Die Absicht war ehrenwert, eingelöst wurde sie indes im diesjährigen Cannes-Wettbewerb nur zögerlich, waren doch mit Marco Bellocchio, Wim Wenders oder Ken Loach drei Veteranen im Rennen, die wie Scorsese um 1940 geboren wurden. Deren Filme hielten jedoch nicht nur Bekanntes bereit. Während Nanni Moretti und Ken Loach ihre Abschiedswerke vorzulegen schienen, gelangen Wim Wenders und Aki Kaurismäki Comebacks.

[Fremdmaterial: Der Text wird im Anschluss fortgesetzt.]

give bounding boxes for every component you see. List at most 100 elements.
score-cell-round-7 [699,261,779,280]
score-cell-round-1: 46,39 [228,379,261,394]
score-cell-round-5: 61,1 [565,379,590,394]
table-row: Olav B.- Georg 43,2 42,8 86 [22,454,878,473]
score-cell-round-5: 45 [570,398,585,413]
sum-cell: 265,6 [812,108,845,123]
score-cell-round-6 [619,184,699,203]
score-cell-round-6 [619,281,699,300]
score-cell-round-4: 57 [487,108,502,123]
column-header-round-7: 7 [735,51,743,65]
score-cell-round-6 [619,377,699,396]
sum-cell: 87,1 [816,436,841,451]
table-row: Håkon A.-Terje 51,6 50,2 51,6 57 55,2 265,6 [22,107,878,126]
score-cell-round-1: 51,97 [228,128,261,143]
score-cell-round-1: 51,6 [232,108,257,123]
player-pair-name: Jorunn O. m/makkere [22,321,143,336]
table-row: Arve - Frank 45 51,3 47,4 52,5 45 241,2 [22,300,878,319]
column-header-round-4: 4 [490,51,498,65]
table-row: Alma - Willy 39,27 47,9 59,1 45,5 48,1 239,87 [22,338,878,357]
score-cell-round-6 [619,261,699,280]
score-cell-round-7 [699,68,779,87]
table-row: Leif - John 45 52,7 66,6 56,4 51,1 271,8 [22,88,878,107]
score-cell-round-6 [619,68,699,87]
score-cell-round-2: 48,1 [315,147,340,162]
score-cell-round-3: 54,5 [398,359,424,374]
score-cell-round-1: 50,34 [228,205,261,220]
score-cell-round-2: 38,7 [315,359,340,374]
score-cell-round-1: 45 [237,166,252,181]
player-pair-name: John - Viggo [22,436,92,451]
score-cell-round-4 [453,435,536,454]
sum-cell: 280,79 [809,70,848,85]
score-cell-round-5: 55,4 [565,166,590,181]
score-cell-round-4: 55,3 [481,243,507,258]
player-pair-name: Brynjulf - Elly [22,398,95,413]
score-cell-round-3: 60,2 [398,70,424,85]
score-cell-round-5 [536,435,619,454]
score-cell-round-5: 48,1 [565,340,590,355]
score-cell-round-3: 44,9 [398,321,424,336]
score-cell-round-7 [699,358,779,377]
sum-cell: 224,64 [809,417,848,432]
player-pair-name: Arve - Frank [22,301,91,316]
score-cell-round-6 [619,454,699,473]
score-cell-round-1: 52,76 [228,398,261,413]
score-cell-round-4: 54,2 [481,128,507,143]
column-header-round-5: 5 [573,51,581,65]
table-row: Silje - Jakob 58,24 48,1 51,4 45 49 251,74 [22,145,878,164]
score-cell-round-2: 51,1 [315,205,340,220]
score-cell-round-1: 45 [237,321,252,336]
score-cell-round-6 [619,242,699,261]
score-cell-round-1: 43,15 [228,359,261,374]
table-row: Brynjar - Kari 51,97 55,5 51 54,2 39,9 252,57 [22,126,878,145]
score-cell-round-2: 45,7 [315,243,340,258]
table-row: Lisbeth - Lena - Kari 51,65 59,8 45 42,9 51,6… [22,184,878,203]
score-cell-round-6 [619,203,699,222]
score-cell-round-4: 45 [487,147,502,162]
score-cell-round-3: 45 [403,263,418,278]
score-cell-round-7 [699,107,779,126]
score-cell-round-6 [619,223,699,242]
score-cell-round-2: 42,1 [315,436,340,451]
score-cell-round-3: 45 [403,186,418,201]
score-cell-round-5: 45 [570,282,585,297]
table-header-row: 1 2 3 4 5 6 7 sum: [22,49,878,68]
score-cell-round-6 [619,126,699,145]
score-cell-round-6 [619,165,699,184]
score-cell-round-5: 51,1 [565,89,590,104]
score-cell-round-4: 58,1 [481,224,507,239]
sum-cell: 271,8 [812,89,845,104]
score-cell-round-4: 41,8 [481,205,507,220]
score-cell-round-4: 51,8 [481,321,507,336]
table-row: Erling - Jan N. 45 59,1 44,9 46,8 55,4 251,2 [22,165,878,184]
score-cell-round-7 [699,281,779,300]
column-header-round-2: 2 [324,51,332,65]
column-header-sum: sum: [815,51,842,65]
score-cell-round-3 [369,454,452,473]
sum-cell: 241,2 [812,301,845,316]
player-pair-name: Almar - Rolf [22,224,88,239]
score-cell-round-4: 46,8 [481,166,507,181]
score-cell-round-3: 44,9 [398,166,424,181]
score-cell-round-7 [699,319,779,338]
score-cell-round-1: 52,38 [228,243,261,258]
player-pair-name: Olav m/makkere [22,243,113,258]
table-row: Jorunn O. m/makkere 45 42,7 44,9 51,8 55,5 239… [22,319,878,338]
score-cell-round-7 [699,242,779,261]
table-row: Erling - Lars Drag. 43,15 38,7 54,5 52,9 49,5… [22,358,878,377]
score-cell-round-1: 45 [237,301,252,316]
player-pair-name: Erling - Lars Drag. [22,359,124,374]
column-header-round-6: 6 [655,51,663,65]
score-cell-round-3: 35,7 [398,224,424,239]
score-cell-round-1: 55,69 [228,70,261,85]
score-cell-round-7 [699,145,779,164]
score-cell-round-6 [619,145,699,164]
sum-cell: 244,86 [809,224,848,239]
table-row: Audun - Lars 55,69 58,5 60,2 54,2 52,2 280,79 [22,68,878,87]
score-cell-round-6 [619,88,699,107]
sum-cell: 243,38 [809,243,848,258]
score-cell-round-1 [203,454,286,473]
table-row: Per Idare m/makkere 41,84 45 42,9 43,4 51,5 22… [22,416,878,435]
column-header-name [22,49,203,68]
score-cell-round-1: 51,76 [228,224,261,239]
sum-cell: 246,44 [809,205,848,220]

Aki Kaurismäki machte sich am roten Teppich einen Spaß mit Thierry Frémaux
APA/AFP/LOIC VENANCE

Wenders in Japan gedrehter Perfect Days überraschte positiv. Im beengten 4:3-Format erzählt er eine Woche aus dem Leben eines Toilettenputzers (toll: Kōji Yakusho), der zu einem 1970er-Jahre-Kassetten-Soundtrack eine stoische Lebensfreude ausstrahlt. Eine feine Miniatur, die der Sentimentalität knapp entkommt. Ganz ähnlich verhält es sich mit Kaurismäkis Arbeiterliebesgeschichte Fallen Leaves: Er säuft, ihr gefällt das nicht, er hört auf, Happy End. So viel zum Plot, der eigentlich nur dazu dient, Kaurismäkis farbgesättigte, romantische Kinofantasie auf die Leinwand zu bannen. Ein schöner, melancholischer Film, der sich wie Perfect Days auf eine (je verschieden verstandene) Essenz des Kinos beruft.

"Fallen Leaves" Trailer
The Match Factory

Geschichte & Gespenster

Ein Gespenst ging auch um in Cannes (und nicht nur in österreichischen Landtagswahlen): das des Kommunismus respektive Sozialismus. Naturgemäß bei Kaurismäki, aber auch bei Nanni Moretti, der eine Kreuzung aus Fellini und Gramsci vornimmt, indem er einen Film im Film über die kommunistische Partei Italiens während der 1950er-Jahre dreht. Außerdem – wenig überraschend – bei Ken Loach, der mit The Old Oak seinen Brexit-Film zeigte. Darin widmet Loach sich einer Kohlearbeiterstadt in Nordengland, in die syrische Familien logiert werden. Es kommt zu Spannungen, die schlussendlich mit einer melancholisch-utopischen Schlusseinstellung befriedet werden. Das wirkt beklemmend desillusioniert.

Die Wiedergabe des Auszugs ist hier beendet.